Sur la trentaine de vignerons qui composent le groupement « Terroirs Originels », une dizaine produisent du Beaujolais Nouveau ou du Beaujolais-Villages Nouveau. Ils se nomment Jean-Michel Dupré, Lucien Lardy, Pascal Berthier, Emmanuel Fellot, ou encore… Robert Perroud. C’est lui qui, en 1997, a eu l’idée de créer ce groupement de « vignerons artisans » : « j’avais repris en 1990 la propriété familiale, je représentais la 7ème génération. Mon père avant moi, vendait surtout au négoce, j’ai eu envie de développer la bouteille, de signer mon propre vin. Je produisais du Brouilly et du Côtes de Brouilly, mais l’on me demandait du blanc, ou bien d’autres crus. C’est ainsi que j’ai approché d’autres collègues, pour mutualiser nos efforts. Car face à la mondialisation, il est difficile de rester petit. L’idée était de se serrer les coudes, entre vignobles à taille humaine, des exploitations de type familial (12 hectares en moyenne, NDLR). Nous étions 5 au début, aujourd’hui nous sommes 30, plus huit salariés ».

La philosophie de « Terroirs Originels », c’est de permettre aux vignerons qui rejoignent le groupement de se consacrer à ce qu’ils savent faire le mieux : s’occuper de leurs vignes et produire leur vin. La mise en commun de certains équipements techniques, et le déploiement d’une force commerciale collective, permet à chacun de se consacrer totalement aux raisins, et à la cave. Ce qui crée une certaine émulation. « Il y a une saine compétition entre les domaines, souligne Robert Perroud. Nous faisons beaucoup de dégustations à l’aveugle pour nous comparer, nous échangeons beaucoup, tout le monde est très impliqué. Cela nous aide à toujours progresser. « Terroirs Originels » ne veut pas un modèle unique de viticulture : cela va du cheval de trait au nouvel enjambeur dernier cri, il y a du bio, de la biodynamie, du « Terra Vitis », du raisonné. Nous essayons tous de tendre vers une viticulture propre. Cela donne des vins aux styles différents, mais nous voulons avant tout des passionnés, des terriens, qui sont de vrais ambassadeurs de leur région ».

L’union fait la force

Cette cohésion se vérifie particulièrement à l’approche du Beaujolais Nouveau : un moment crucial sur le plan commercial, qui mobilise tous les vignerons. Pendant que la dizaine de producteurs directement concernés s’occupent de la mise en bouteille et l’etiquetage, leurs collègues se chargent de prendre et expédier les commandes. Ce sont près de 300 000 bouteilles qui vont ainsi déferler dans les cafés, cavistes et restaurants (50% France, 50% export). « Cette solidarité est vraiment notre point fort, précise Robert Perroud. Les fils viennent aider les pères, personne ne se fait tirer l’oreille pour prêter main forte.
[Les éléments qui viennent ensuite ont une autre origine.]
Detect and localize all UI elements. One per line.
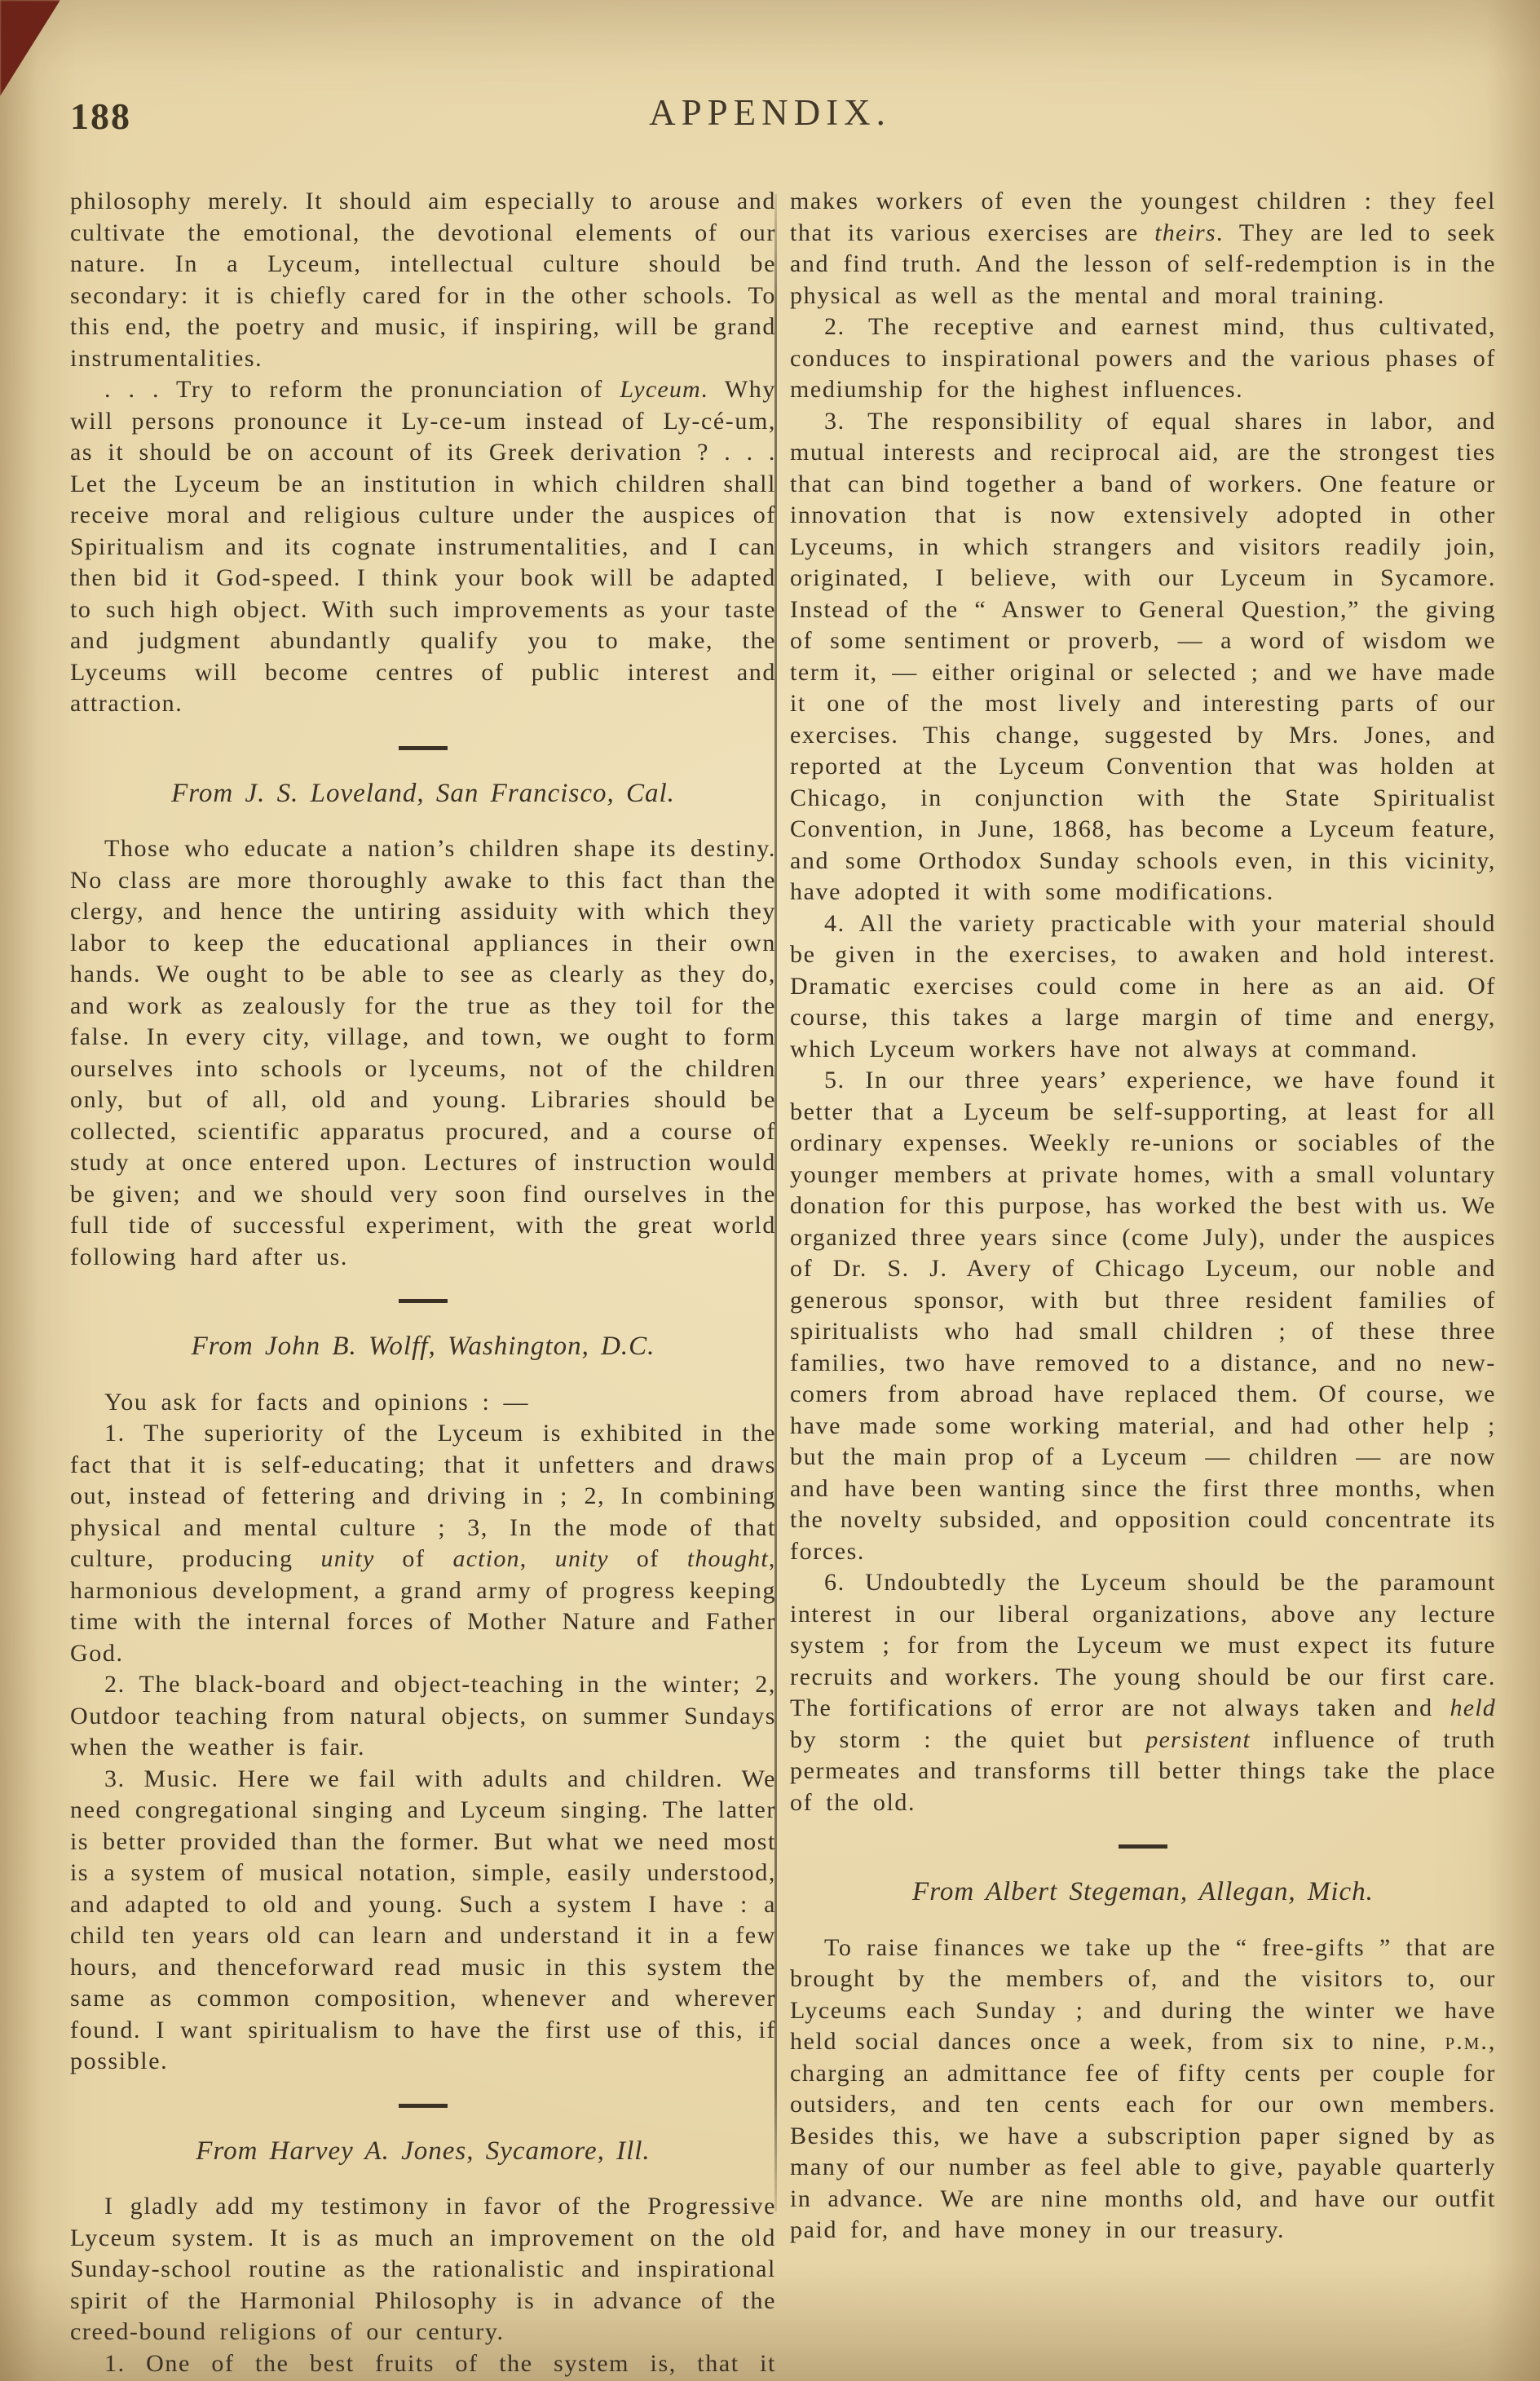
column-divider-rule	[774, 194, 777, 2211]
letter-heading: From Harvey A. Jones, Sycamore, Ill.	[70, 2136, 776, 2167]
paragraph: 5. In our three years’ experience, we ha…	[790, 1065, 1496, 1567]
right-column: makes workers of even the youngest child…	[790, 186, 1496, 2246]
paragraph: Those who educate a nation’s children sh…	[70, 833, 776, 1273]
letter-heading: From J. S. Loveland, San Francisco, Cal.	[70, 778, 776, 810]
section-divider	[1119, 1844, 1167, 1849]
letter-heading: From Albert Stegeman, Allegan, Mich.	[790, 1876, 1496, 1908]
paragraph: 1. One of the best fruits of the system …	[70, 2348, 776, 2380]
page-corner-shadow	[0, 0, 60, 96]
paragraph: 3. The responsibility of equal shares in…	[790, 406, 1496, 908]
paragraph: 3. Music. Here we fail with adults and c…	[70, 1764, 776, 2078]
paragraph: 6. Undoubtedly the Lyceum should be the …	[790, 1567, 1496, 1818]
book-page: 188 APPENDIX. philosophy merely. It shou…	[0, 0, 1540, 2381]
paragraph: 1. The superiority of the Lyceum is exhi…	[70, 1418, 776, 1669]
paragraph: You ask for facts and opinions : —	[70, 1387, 776, 1419]
paragraph: makes workers of even the youngest child…	[790, 186, 1496, 311]
paragraph: philosophy merely. It should aim especia…	[70, 186, 776, 374]
section-divider	[399, 746, 448, 750]
running-title: APPENDIX.	[0, 91, 1540, 134]
paragraph: 4. All the variety practicable with your…	[790, 908, 1496, 1066]
letter-heading: From John B. Wolff, Washington, D.C.	[70, 1331, 776, 1363]
section-divider	[399, 1299, 448, 1303]
left-column: philosophy merely. It should aim especia…	[70, 186, 776, 2379]
paragraph: To raise finances we take up the “ free-…	[790, 1933, 1496, 2246]
paragraph: I gladly add my testimony in favor of th…	[70, 2191, 776, 2348]
section-divider	[399, 2104, 448, 2108]
paragraph: . . . Try to reform the pronunciation of…	[70, 374, 776, 720]
paragraph: 2. The black-board and object-teaching i…	[70, 1669, 776, 1764]
paragraph: 2. The receptive and earnest mind, thus …	[790, 311, 1496, 406]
C’est bien que cela existe toujours à l’heure actuelle ! Mais c’est aussi très profitable pour les clients, car nous leur offrons un service de qualité. Nous expédions ainsi nos crus en même temps que nos Beaujolais Nouveaux, ce qui réduit les coûts de transport pour nos clients ».
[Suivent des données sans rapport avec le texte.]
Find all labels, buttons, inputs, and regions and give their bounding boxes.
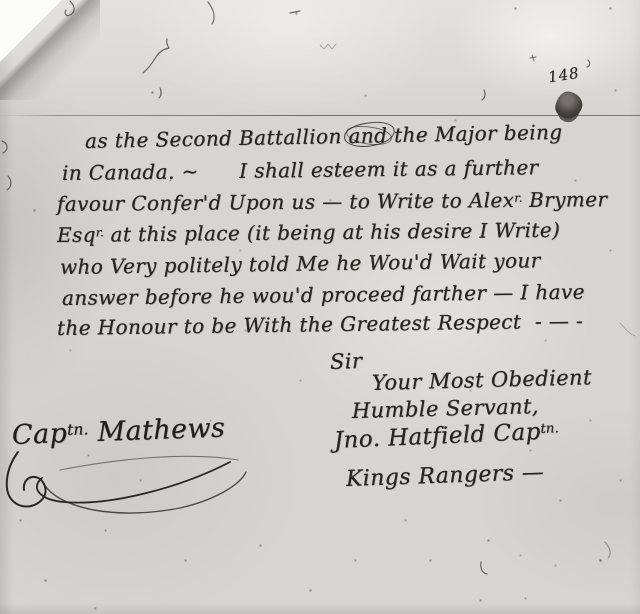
scanned-letter-page: 148 as the Second Battallion and the Maj… [0,0,640,614]
closing-salutation: Sir [330,349,363,374]
signature-flourish [0,440,270,550]
line3-text-end: Brymer [522,187,607,212]
line1-text-end: the Major being [387,120,563,147]
scribbled-out-word: and [348,123,387,148]
annotation-superscript: tn. [67,419,89,439]
scan-noise-speckles [0,0,1,1]
line3-text: favour Confer'd Upon us — to Write to Al… [57,188,515,216]
closing-line-2: Humble Servant, [352,394,539,423]
line1-text: as the Second Battallion [85,124,349,153]
line4-text-end: at this place (it being at his desire I … [104,218,561,247]
signature-superscript: tn. [540,421,559,437]
superscript: r. [96,225,104,239]
line4-text: Esq [57,223,96,247]
body-line-3: favour Confer'd Upon us — to Write to Al… [57,187,608,216]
A eux tous, les producteurs de « Terroirs Originels » proposent en effet un éventail complet des crus du Beaujolais et du Mâconnais – de Chiroubles à Pouilly-Fuissé, de Juliénas à Viré-Clessé, de Morgon à Saint-Véran. « On oublie souvent les crus, déplore Robert Perroud, qui font la fierté du Beaujolais. De même que l’on fait beaucoup de mauvais procès au Beaujolais Nouveau. C’est une très belle réussite commerciale, et c’est typiquement français de la démolir. Certes, il y a eu des abus (pas plus que dans d’autres régions), mais on est revenu de ce côté « industriel » du Beaujolais Nouveau. Nous, les vignerons de « Terroirs Originels », nous essayons de produire un vin jeune, festif, authentique, avec un fruit croquant. J’en profite d’ailleurs pour souligner que nous sommes très contents du millésime 2013. Dans le Beaujolais, ceux qui ont bien travaillé ont produit de très jolis vins. » Une bonne nouvelle à vérifier dès jeudi, en bonne compagnie.